I understand that the configuration may not be ideal, and I appreciate your feedback, but I’m not focused on the SSD setup at the moment since it’s not directly related to the issue I’m experiencing. My primary concern is the persistent errors that keep appearing in my ZFS pool, which zpool clear and a reboot only temporarily fix, but don’t resolve the underlying issue.
I’m aware that using an SSD for SLOG might not be the best choice and that L2ARC may not be fully optimized with my 16 GB of RAM (I realize that L2ARC typically requires more memory for optimal performance). However, for now, my goal is to address the errors and performance issues within the ZFS pool. The issues I’m facing seem to be hardware or disk-related rather than configuration-related.
I’ll look into improving the SSD setup later, but for now, any advice on fixing the ZFS errors would be greatly appreciated. Specifically, I’m looking for guidance on interpreting the SMART data, checking the disk health, and investigating if there’s any underlying hardware issue causing these warnings.
The CPU is running at 50°C, and the hard drive is at 45°C. The controller for the HDD is the standard one provided by QNAP.
It does seem very likely that this issue could be hardware or driver-related, as you mentioned. However, it’s worth noting that the drives ran without any issues in a mirror setup under Proxmox prior to this. If anyone has suggestions on how to further troubleshoot this, I’d appreciate it!

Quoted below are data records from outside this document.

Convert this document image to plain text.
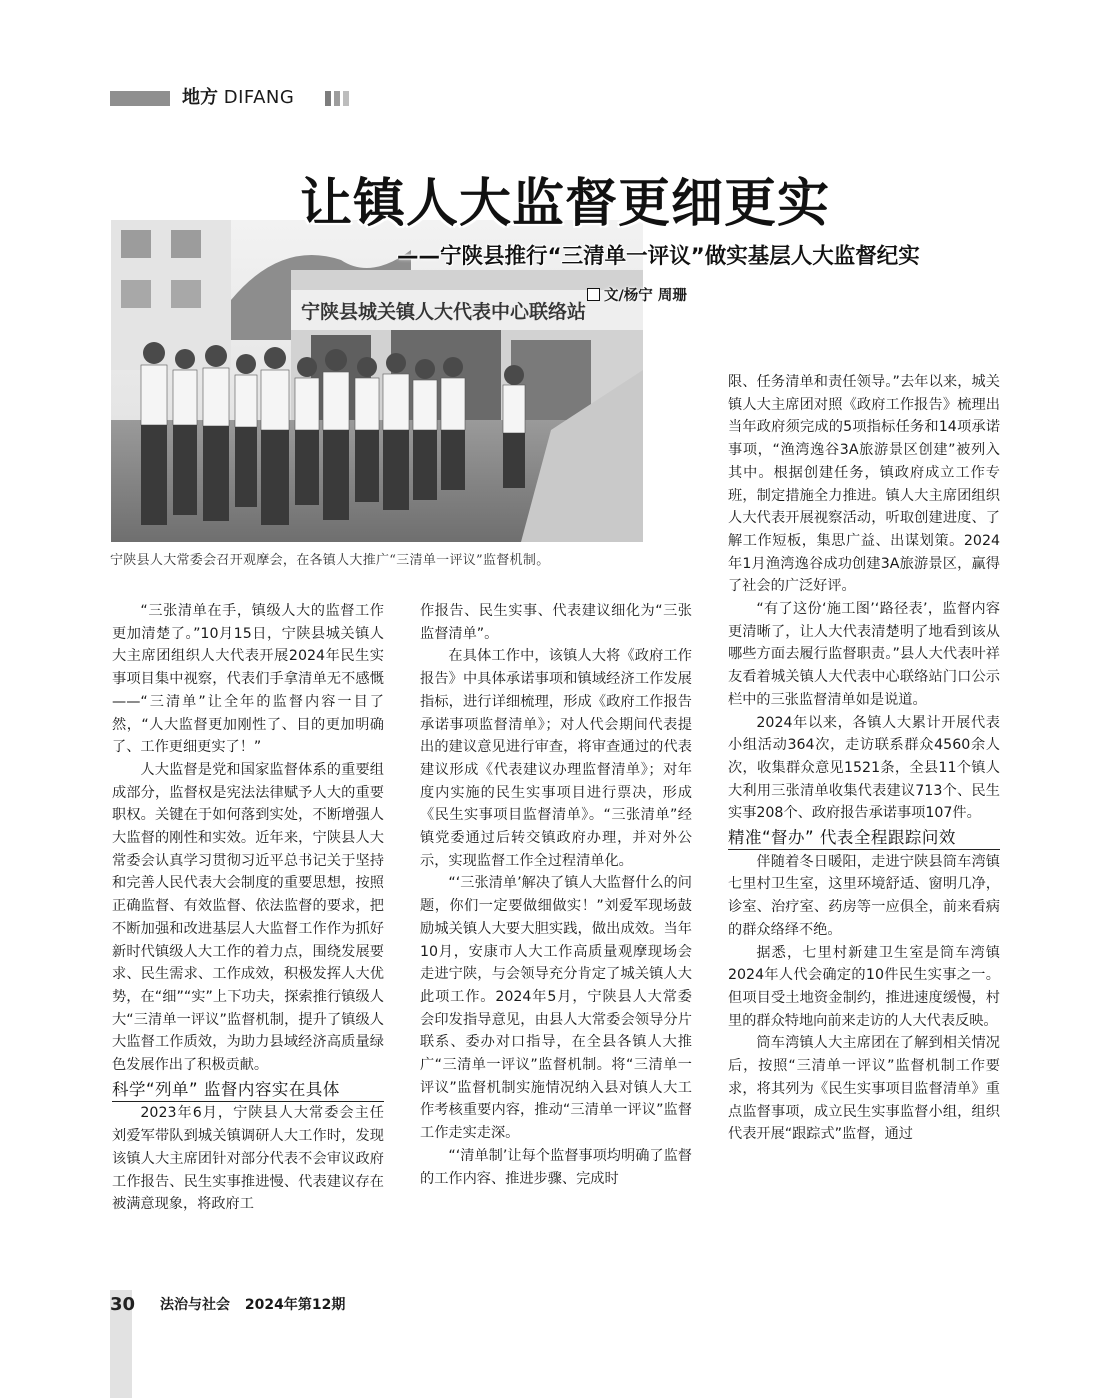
地方 DIFANG
宁陕县城关镇人大代表中心联络站
宁陕县人大常委会召开观摩会，在各镇人大推广“三清单一评议”监督机制。
让镇人大监督更细更实
——宁陕县推行“三清单一评议”做实基层人大监督纪实
文/杨宁 周珊

“三张清单在手，镇级人大的监督工作更加清楚了。”10月15日，宁陕县城关镇人大主席团组织人大代表开展2024年民生实事项目集中视察，代表们手拿清单无不感慨——“三清单”让全年的监督内容一目了然，“人大监督更加刚性了、目的更加明确了、工作更细更实了！”

人大监督是党和国家监督体系的重要组成部分，监督权是宪法法律赋予人大的重要职权。关键在于如何落到实处，不断增强人大监督的刚性和实效。近年来，宁陕县人大常委会认真学习贯彻习近平总书记关于坚持和完善人民代表大会制度的重要思想，按照正确监督、有效监督、依法监督的要求，把不断加强和改进基层人大监督工作作为抓好新时代镇级人大工作的着力点，围绕发展要求、民生需求、工作成效，积极发挥人大优势，在“细”“实”上下功夫，探索推行镇级人大“三清单一评议”监督机制，提升了镇级人大监督工作质效，为助力县域经济高质量绿色发展作出了积极贡献。

科学“列单” 监督内容实在具体

2023年6月，宁陕县人大常委会主任刘爱军带队到城关镇调研人大工作时，发现该镇人大主席团针对部分代表不会审议政府工作报告、民生实事推进慢、代表建议存在被满意现象，将政府工

作报告、民生实事、代表建议细化为“三张监督清单”。

在具体工作中，该镇人大将《政府工作报告》中具体承诺事项和镇域经济工作发展指标，进行详细梳理，形成《政府工作报告承诺事项监督清单》；对人代会期间代表提出的建议意见进行审查，将审查通过的代表建议形成《代表建议办理监督清单》；对年度内实施的民生实事项目进行票决，形成《民生实事项目监督清单》。“三张清单”经镇党委通过后转交镇政府办理，并对外公示，实现监督工作全过程清单化。

“‘三张清单’解决了镇人大监督什么的问题，你们一定要做细做实！”刘爱军现场鼓励城关镇人大要大胆实践，做出成效。当年10月，安康市人大工作高质量观摩现场会走进宁陕，与会领导充分肯定了城关镇人大此项工作。2024年5月，宁陕县人大常委会印发指导意见，由县人大常委会领导分片联系、委办对口指导，在全县各镇人大推广“三清单一评议”监督机制。将“三清单一评议”监督机制实施情况纳入县对镇人大工作考核重要内容，推动“三清单一评议”监督工作走实走深。

“‘清单制’让每个监督事项均明确了监督的工作内容、推进步骤、完成时

限、任务清单和责任领导。”去年以来，城关镇人大主席团对照《政府工作报告》梳理出当年政府须完成的5项指标任务和14项承诺事项，“渔湾逸谷3A旅游景区创建”被列入其中。根据创建任务，镇政府成立工作专班，制定措施全力推进。镇人大主席团组织人大代表开展视察活动，听取创建进度、了解工作短板，集思广益、出谋划策。2024年1月渔湾逸谷成功创建3A旅游景区，赢得了社会的广泛好评。

“有了这份‘施工图’‘路径表’，监督内容更清晰了，让人大代表清楚明了地看到该从哪些方面去履行监督职责。”县人大代表叶祥友看着城关镇人大代表中心联络站门口公示栏中的三张监督清单如是说道。

2024年以来，各镇人大累计开展代表小组活动364次，走访联系群众4560余人次，收集群众意见1521条，全县11个镇人大利用三张清单收集代表建议713个、民生实事208个、政府报告承诺事项107件。

精准“督办” 代表全程跟踪问效

伴随着冬日暖阳，走进宁陕县筒车湾镇七里村卫生室，这里环境舒适、窗明几净，诊室、治疗室、药房等一应俱全，前来看病的群众络绎不绝。

据悉，七里村新建卫生室是筒车湾镇2024年人代会确定的10件民生实事之一。但项目受土地资金制约，推进速度缓慢，村里的群众特地向前来走访的人大代表反映。

筒车湾镇人大主席团在了解到相关情况后，按照“三清单一评议”监督机制工作要求，将其列为《民生实事项目监督清单》重点监督事项，成立民生实事监督小组，组织代表开展“跟踪式”监督，通过

30 法治与社会 2024年第12期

Not a cause of the problem but you should schedule weekly SMART short tests and monthly long tests, and implement @joeschmuck’s Multi-Report script so you get immediate warning of errors.
But I do note that you have never had a successful SMART long test run to completion.

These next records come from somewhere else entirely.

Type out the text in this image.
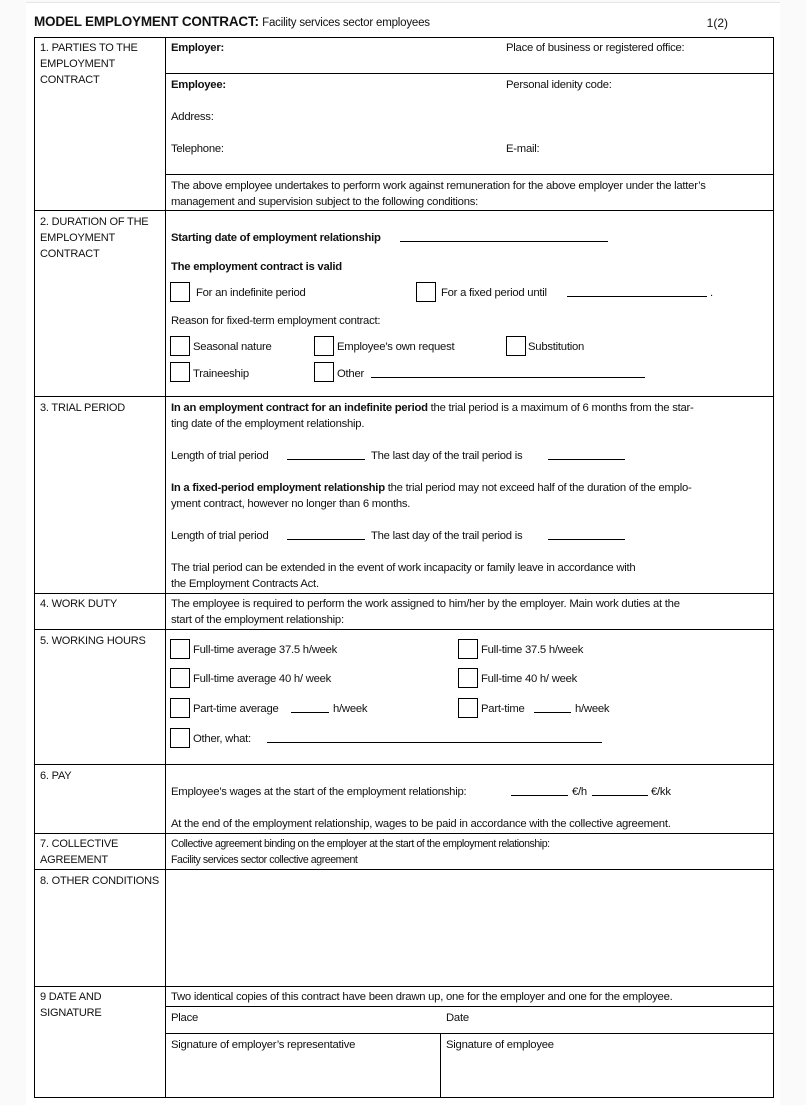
MODEL EMPLOYMENT CONTRACT: Facility services sector employees	1(2)
1. PARTIES TO THE EMPLOYMENT CONTRACT
Employer:	Place of business or registered office:
Employee:	Personal idenity code:
Address:
Telephone:	E-mail:
The above employee undertakes to perform work against remuneration for the above employer under the latter’s management and supervision subject to the following conditions:
2. DURATION OF THE EMPLOYMENT CONTRACT
Starting date of employment relationship
The employment contract is valid
For an indefinite period	For a fixed period until	.
Reason for fixed-term employment contract:
Seasonal nature	Employee’s own request	Substitution
Traineeship	Other
3. TRIAL PERIOD	In an employment contract for an indefinite period the trial period is a maximum of 6 months from the star-
ting date of the employment relationship.
Length of trial period	The last day of the trail period is
In a fixed-period employment relationship the trial period may not exceed half of the duration of the emplo-
yment contract, however no longer than 6 months.
Length of trial period	The last day of the trail period is
The trial period can be extended in the event of work incapacity or family leave in accordance with
the Employment Contracts Act.
4. WORK DUTY	The employee is required to perform the work assigned to him/her by the employer. Main work duties at the
start of the employment relationship:
5. WORKING HOURS
Full-time average 37.5 h/week	Full-time 37.5 h/week
Full-time average 40 h/ week	Full-time 40 h/ week
Part-time average	h/week	Part-time	h/week
Other, what:
6. PAY
Employee’s wages at the start of the employment relationship:	€/h	€/kk
At the end of the employment relationship, wages to be paid in accordance with the collective agreement.
7. COLLECTIVE AGREEMENT
Collective agreement binding on the employer at the start of the employment relationship:
Facility services sector collective agreement
8. OTHER CONDITIONS
9 DATE AND SIGNATURE
Two identical copies of this contract have been drawn up, one for the employer and one for the employee.
Place	Date
Signature of employer’s representative	Signature of employee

The drive itself looks fine to me, but could benifit from fully completing a long test to confirm. No QNAP experience - donno what the internals look like, if it uses port multipliers or other kinds of things that would be considered as jank. Maybe drive just needs a reseat?
I’d investigate this as a hardware fault personally, not as an hdd fault.
If you want to confirm beyond doubt & got a spare pc lying around, see if you can replicate when you connect drives to it & a temporary truenas boot. It’ll at least confirm beyond doubt what should be looked at.